The festival is common in the northern parts of India, mainly states like Gujarat, Uttar Pradesh, Haryana, and Rajasthan. This festival is celebrated to rejoice the change in weather, and the starting of the summer season.
It is believed that Goddess Sheetala cures and controls diseases like smallpox, measles, chicken pox etc. Her devotees worship the goddess to ward off outbreaks of such diseases. Many pandits even suggest parents to pray to the goddess when their children fall ill to the diseases.
Legend associated with the festival
There was once a king named Indralumna who ruled over Hasthinapur. He had a daughter, Shubhakari, who was married to a prince, Gunvan. One day, the king invited them to observe Sheetal Ashtami pooja. The couple performed the pooja with devotion, and Princess Shubhakari also kept a fast for the goddess.
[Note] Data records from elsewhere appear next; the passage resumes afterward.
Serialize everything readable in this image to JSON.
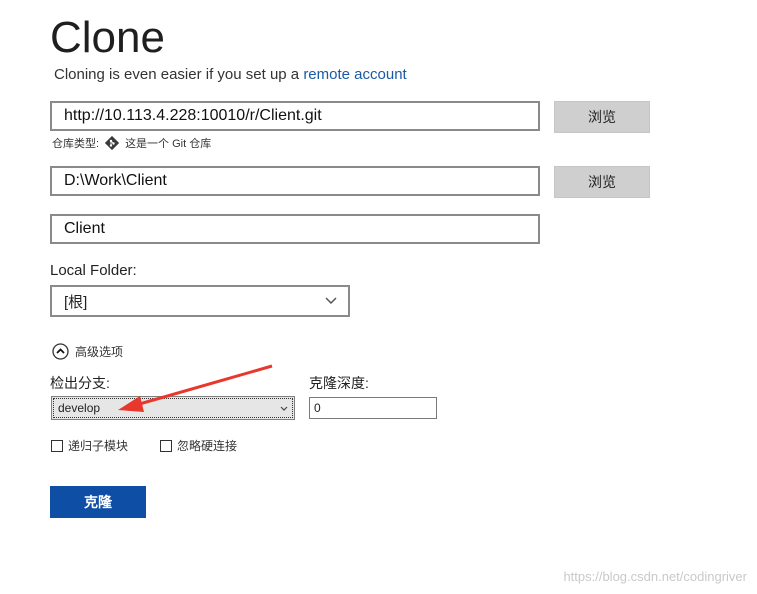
{
  "page": {
    "title": "Clone",
    "subtitle_prefix": "Cloning is even easier if you set up a ",
    "subtitle_link": "remote account"
  },
  "url": {
    "value": "http://10.113.4.228:10010/r/Client.git",
    "browse_label": "浏览",
    "repo_type_label": "仓库类型:",
    "repo_type_value": "这是一个 Git 仓库"
  },
  "path": {
    "value": "D:\\Work\\Client",
    "browse_label": "浏览"
  },
  "name": {
    "value": "Client"
  },
  "local_folder": {
    "label": "Local Folder:",
    "selected": "[根]"
  },
  "advanced": {
    "toggle_label": "高级选项",
    "branch_label": "检出分支:",
    "branch_value": "develop",
    "depth_label": "克隆深度:",
    "depth_value": "0",
    "recursive_label": "递归子模块",
    "ignore_label": "忽略硬连接"
  },
  "actions": {
    "clone_label": "克隆"
  },
  "watermark": "https://blog.csdn.net/codingriver",
  "colors": {
    "accent": "#0f4ea5",
    "link": "#1a5aa6",
    "arrow": "#e8372d"
  }
}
Pleased with their dedication, Goddess Sheetala appeared before them and granted special powers to Princess Shuhbakari. On their way back, the princess saw a family grieving over the death of a priest. Saddened by their grief, the princess used her powers to revive the priest. Seeing this, the locals realised the power of Goddess Sheetala, and they too began to observe the Ashtami vrat every year with great devotion and faith.
Customs and Rituals
The word ‘Basoda’ actually means ‘Basi’ or stale. Thus, there is a tradition that on this day, worshippers do not light fire in their kitchens. This tradition is related to the custom of cooking food on a chula by lighting a fire underneath it, which was the only method of cooking in the earlier days.
The entire food is prepared one day before the festival, so that only Basi (or stale) food is consumed by people on the day. However, this does not seem much of a problem to the devotees, who actually enjoy their cold lunch and dinner.
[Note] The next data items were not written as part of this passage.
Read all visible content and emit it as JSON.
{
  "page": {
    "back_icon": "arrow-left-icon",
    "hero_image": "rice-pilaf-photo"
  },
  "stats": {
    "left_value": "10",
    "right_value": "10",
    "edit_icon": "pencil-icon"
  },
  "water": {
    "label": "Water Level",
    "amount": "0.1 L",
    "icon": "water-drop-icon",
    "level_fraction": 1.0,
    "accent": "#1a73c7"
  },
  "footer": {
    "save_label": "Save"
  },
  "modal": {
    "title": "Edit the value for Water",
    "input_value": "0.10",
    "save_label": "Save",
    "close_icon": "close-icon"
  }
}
Some families even have a special menu prepared for the auspicious day. Special traditional sweets like Gulgule or sweet chila are also prepared to celebrate the festival.
People take a bath before sunrise and decorate an idol of the goddess with sandalwood paste, turmeric, vermillion, while offering fruits to the idol. As part of the celebrations, devotees read Mata Sheetala’s story, and recite mantras to please the Goddess. People pray for the well being of their family and to protect their family from harmful diseases. At the end of the pooja, rice mixed with ghee is offered as Prasad (which is also cooked a day before).
Devotees believe that by keeping a vrat (fast) on this day, they might be able to prevent them from contracting several diseases.